Two dealers compete to sell you a new Hummer with a list price of $45,000. Dealer C offers to sell it for $40,000 cash. Dealer F offers “0-percent financing:” 48 monthly payments of $937.50. (48x937.50=45,000)
You can finance purchase by withdrawals from a money market fund yielding 2% per year. Which of the following statements is true?
- Financing option costs less because the present value of the payments is less than $40,000
- Financing option costs more because the present value of the payments exceeds $43,000
- Financing option costs more because the present value of the payments exceeds $45,000
- Financing option costs less because the present value of the payments is less than $38,000
- Both options are equally attractive
References
Lo, Andrew W.; Wang, Jiang. "MIT Sloan Finance Problems and Solutions Collection Finance Theory I" (PDF). alo.mit.edu. Retrieved November 20, 2023.
Your cousin is entering medical school next fall and asks you for financial help. He needs $65,000 each year for the first two years. After that, he is in residency for two years and will be able to pay you back $10,000 each year. Then he graduates and becomes a fully qualified doctor, and will be able to pay you $40,000 each year. He promises to pay you $40,000 for 5 years after he graduates.
Assuming a discount rate of 5%, determine the net present value associated with this loan.
- 36,500
- 37,000
- 37,500
- 38,000
- 38,500
References
Lo, Andrew W.; Wang, Jiang. "MIT Sloan Finance Problems and Solutions Collection Finance Theory I" (PDF). alo.mit.edu. Retrieved November 30, 2023.
You are considering the purchase of a new car, the reborn VW Beetle, and you have been offered two different deals from two different dealers. Dealer A offers to sell you the car for $20,000, but allows you to put down $2,000 and pay back $18,000 over 36 months (fixed payment each month) at a rate of 8% compounded monthly. Dealer B offers to sell you the car for $19,500 but requires a down payment of $4,000 with repayment of the remaining $15,500 over 36 months at 10% compounded monthly.
Which of the following statements is true?
- If the annual discount rate, compounded monthly, is above 8.5%, then deal A is better than deal B
- If the annual discount rate, compounded monthly, is above 9.5%, then deal A is better than deal B
- If the annual discount rate, compounded monthly, is below 9%, then deal A is better than deal B
- Both deals are equally good regardless of the discount rate
- Deal A is always better than deal B
References
Lo, Andrew W.; Wang, Jiang. "MIT Sloan Finance Problems and Solutions Collection Finance Theory I" (PDF). alo.mit.edu.
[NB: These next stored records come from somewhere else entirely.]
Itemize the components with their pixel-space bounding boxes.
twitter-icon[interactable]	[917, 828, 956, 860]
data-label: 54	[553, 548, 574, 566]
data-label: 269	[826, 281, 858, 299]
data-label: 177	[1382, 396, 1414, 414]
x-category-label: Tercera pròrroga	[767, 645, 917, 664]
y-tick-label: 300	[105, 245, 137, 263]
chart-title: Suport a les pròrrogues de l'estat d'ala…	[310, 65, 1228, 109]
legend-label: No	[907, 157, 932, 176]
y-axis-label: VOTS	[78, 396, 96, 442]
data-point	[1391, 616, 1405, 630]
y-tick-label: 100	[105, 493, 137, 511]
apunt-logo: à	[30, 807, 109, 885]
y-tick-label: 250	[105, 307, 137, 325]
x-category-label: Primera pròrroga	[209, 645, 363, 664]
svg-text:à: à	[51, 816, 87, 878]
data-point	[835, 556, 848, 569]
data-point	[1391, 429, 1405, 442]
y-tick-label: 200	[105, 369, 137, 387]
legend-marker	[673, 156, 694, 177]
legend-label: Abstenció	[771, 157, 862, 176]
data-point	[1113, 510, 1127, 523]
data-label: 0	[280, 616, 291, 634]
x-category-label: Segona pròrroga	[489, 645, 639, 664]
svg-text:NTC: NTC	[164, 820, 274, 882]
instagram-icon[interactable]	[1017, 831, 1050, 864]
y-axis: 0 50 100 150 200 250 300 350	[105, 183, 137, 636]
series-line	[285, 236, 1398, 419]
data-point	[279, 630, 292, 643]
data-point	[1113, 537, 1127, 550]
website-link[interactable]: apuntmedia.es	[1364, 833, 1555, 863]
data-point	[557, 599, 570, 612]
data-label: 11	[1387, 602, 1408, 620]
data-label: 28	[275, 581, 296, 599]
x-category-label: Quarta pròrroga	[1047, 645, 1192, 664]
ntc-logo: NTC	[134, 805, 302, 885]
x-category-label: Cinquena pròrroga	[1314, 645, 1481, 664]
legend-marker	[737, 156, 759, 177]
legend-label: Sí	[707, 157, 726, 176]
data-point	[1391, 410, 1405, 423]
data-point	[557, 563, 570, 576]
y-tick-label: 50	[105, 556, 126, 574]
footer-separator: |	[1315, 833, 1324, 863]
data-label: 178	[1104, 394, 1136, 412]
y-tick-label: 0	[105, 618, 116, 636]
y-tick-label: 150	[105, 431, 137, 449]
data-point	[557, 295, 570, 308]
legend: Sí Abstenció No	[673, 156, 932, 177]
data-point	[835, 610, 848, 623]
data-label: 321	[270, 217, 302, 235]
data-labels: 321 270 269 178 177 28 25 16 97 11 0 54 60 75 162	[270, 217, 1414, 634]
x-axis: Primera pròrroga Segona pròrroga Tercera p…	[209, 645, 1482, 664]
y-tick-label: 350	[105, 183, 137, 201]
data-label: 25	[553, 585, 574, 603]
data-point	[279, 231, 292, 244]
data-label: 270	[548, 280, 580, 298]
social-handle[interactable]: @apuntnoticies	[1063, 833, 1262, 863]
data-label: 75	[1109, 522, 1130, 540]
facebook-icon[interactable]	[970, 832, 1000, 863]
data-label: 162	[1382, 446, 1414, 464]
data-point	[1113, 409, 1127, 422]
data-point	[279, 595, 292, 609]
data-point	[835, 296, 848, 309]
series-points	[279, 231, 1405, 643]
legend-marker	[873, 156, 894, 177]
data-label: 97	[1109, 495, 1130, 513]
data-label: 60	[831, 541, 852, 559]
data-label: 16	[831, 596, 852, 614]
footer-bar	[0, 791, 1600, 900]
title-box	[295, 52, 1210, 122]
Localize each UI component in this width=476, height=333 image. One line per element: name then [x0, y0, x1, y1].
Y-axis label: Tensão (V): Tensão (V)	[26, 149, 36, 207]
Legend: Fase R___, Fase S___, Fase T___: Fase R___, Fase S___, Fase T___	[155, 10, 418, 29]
Retrieved November 30, 2023.
You are given the following prices of US Treasury Strips (discount or zero coupon bonds):
Maturity | Price (per 100 FV) |
---|---|
1 | 96.2 |
2 | 91.6 |
3 | 86.1 |
Now, suppose you are offered a project which returns the following cashflows:
- $300m at the end of year 1
- $210m at the end of year 2
- $400m at the end of year 3
The project costs $600m today. Calculate the NPV of the project using the spot rates computed above.
- $0
- $75
- $150
- $225
- $250
References
Lo, Andrew W.; Wang, Jiang. "MIT Sloan Finance Problems and Solutions Collection Finance Theory I" (PDF). alo.mit.edu. Retrieved November 30, 2023.